Stats: 2.7 points, 2.9 rebounds, 33% FG, 28.6% on three-point shots, 13.0 minutes per game
Anderson started every game after the Golden Eagles’ loss to Butler in Maui for a couple reasons, primarily Wilson’s struggles in the starting line-up. While Anderson started the game, Wilson played the majority of the minutes at forward – 25.2 per game.
Offensively, Anderson’s deficiencies were on display. He is not the best shooter from the outside, and is not used to playing in the post. He rarely caught the ball in an attacking position, unless it was out on the perimeter.
There were plenty of times that fans still said “Wow” over a play by Anderson, though. He is certainly willing to throw his body all over the court. I don’t necessarily think that other players hustle more than others, as that may be an insult to someone’s effort. But, there’s something about Anderson that makes it seem like he hustles more on the court. He has great instincts, and does a lot of little things very well.
On the road against Pittsburgh, Anderson kept the Golden Eagles afloat in the first half. In the second half and overtime Wilson got the majority of the minutes at forward, but Anderson had as good of a half as he’s had at Marquette in the first.
In 12 first half minutes, he scored eight points – including Marquette’s first five of the game – and grabbed three rebounds, going 2 of 3 from the field and 2 of 2 from the line.
Anderson did pick up two fouls in the first half, which limited his playing time a bit, but he was what his coach wanted at the start to get Marquette going – a sparkplug. His energy was evident early on, and Anderson’s first half against Pittsburgh was one that people should look at when wondering why he was in the starting line-up.
Anderson saw his minutes decrease greatly when Wilson was at his best. Because of the latter’s inconsistency, Anderson ended up playing at least double-digit minutes in 27 of Marquette’s 35 games.
In the Golden Eagles’ last three games of the season, though, Anderson played a combined 19 minutes. Wilson found his groove as March came along, and he needed to be on the court as much as possible during the NCAA Tournament.
Because Wilson’s offensive skillset is so greater than Anderson, the latter failed to see the minutes he would have hoped in the “Big Dance.”

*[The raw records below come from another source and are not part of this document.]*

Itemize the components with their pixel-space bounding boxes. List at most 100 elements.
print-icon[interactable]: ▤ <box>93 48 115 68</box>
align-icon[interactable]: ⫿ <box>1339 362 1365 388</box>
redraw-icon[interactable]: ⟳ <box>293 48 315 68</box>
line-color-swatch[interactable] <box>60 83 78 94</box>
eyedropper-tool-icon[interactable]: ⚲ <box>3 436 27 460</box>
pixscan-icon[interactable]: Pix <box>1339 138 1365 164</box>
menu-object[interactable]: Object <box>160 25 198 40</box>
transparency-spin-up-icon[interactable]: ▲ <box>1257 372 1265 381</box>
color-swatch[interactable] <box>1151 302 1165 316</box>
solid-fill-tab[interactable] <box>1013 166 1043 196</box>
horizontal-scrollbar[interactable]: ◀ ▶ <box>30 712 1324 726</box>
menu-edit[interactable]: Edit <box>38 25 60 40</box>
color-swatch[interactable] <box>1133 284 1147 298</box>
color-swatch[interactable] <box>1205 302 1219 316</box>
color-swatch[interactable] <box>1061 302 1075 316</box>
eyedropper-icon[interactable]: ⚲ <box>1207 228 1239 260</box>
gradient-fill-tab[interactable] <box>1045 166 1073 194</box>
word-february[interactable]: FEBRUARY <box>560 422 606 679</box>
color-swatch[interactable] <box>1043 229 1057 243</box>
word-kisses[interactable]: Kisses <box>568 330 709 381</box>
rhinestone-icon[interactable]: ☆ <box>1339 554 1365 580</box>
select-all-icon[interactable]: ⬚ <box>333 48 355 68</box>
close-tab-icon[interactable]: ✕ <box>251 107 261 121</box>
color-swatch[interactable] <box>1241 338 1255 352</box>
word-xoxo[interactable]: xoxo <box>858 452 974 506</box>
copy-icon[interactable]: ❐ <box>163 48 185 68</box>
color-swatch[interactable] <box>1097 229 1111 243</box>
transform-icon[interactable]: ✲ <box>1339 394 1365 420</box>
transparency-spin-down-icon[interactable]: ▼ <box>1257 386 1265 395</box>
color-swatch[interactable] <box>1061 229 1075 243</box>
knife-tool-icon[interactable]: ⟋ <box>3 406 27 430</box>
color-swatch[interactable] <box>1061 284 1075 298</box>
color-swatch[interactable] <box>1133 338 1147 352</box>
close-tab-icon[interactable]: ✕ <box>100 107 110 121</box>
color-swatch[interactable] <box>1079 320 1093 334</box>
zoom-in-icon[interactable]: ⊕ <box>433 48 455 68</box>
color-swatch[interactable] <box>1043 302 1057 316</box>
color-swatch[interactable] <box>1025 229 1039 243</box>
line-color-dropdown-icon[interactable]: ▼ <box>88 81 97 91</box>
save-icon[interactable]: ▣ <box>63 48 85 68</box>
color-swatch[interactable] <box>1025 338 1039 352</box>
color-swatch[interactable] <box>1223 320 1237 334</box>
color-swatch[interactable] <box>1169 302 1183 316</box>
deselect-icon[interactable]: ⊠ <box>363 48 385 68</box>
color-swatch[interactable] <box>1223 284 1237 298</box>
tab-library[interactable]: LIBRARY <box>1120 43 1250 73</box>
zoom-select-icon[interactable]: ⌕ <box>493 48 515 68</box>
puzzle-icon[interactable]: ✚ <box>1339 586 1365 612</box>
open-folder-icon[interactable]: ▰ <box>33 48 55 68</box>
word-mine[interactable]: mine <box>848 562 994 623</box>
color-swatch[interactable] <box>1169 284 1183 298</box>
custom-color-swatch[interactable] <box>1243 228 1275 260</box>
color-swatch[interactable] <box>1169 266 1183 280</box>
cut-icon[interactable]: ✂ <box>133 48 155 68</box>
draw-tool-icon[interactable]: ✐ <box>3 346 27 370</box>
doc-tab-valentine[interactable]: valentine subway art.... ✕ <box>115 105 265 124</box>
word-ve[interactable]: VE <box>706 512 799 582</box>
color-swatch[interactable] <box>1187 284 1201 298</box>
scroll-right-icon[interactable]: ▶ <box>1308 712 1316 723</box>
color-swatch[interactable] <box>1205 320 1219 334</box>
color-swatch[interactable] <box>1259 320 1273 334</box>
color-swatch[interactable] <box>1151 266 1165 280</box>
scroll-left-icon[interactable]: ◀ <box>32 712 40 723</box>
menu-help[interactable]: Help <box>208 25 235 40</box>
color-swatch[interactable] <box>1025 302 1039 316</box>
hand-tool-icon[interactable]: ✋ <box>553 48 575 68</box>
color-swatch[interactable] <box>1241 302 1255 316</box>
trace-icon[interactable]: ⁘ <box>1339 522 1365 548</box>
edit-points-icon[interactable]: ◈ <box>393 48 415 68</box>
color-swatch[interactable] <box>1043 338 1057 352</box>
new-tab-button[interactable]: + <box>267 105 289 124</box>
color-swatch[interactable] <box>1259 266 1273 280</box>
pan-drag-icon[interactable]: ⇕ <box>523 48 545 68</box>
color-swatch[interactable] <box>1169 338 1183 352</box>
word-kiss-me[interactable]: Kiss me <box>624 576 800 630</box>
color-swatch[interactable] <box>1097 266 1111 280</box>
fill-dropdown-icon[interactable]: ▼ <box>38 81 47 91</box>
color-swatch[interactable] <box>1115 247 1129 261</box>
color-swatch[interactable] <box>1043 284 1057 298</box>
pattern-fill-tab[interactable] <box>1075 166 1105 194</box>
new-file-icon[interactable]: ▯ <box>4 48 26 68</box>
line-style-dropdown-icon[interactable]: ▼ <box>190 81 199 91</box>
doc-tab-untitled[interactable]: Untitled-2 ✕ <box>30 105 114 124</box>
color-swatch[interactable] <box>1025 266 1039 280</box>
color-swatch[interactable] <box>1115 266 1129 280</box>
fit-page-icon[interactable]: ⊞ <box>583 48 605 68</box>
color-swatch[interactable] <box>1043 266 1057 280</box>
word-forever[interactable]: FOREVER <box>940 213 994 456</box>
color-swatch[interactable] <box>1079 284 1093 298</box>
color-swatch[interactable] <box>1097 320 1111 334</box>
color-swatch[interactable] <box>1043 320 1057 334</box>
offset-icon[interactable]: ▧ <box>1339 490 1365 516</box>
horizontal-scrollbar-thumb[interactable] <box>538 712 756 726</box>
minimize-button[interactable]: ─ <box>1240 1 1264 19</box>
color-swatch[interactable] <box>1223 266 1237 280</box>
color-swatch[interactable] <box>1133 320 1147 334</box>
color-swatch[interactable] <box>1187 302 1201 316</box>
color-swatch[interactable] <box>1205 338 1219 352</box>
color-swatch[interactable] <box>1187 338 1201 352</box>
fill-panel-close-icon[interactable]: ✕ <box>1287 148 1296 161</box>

Next season, minutes might become more difficult to come by for Anderson. With Taylor Jr. and Wilson coming back and junior college transfer Jameel McKay coming to the program, Marquette’s depth at forward is going to be very impressive.
All three of those other players have impressive offensive ability, which Anderson doesn’t. There is a possibility that could be what makes the Oakland native the odd man out of the four likely forwards for the Golden Eagles.
His intangibles are impressive, though. Anderson always tends to come up with a loose ball and a rebound in a scrum of players. Those pesky little skills can only do so much, though. Replicating his 13.0 minutes per game might be difficult for Anderson next season.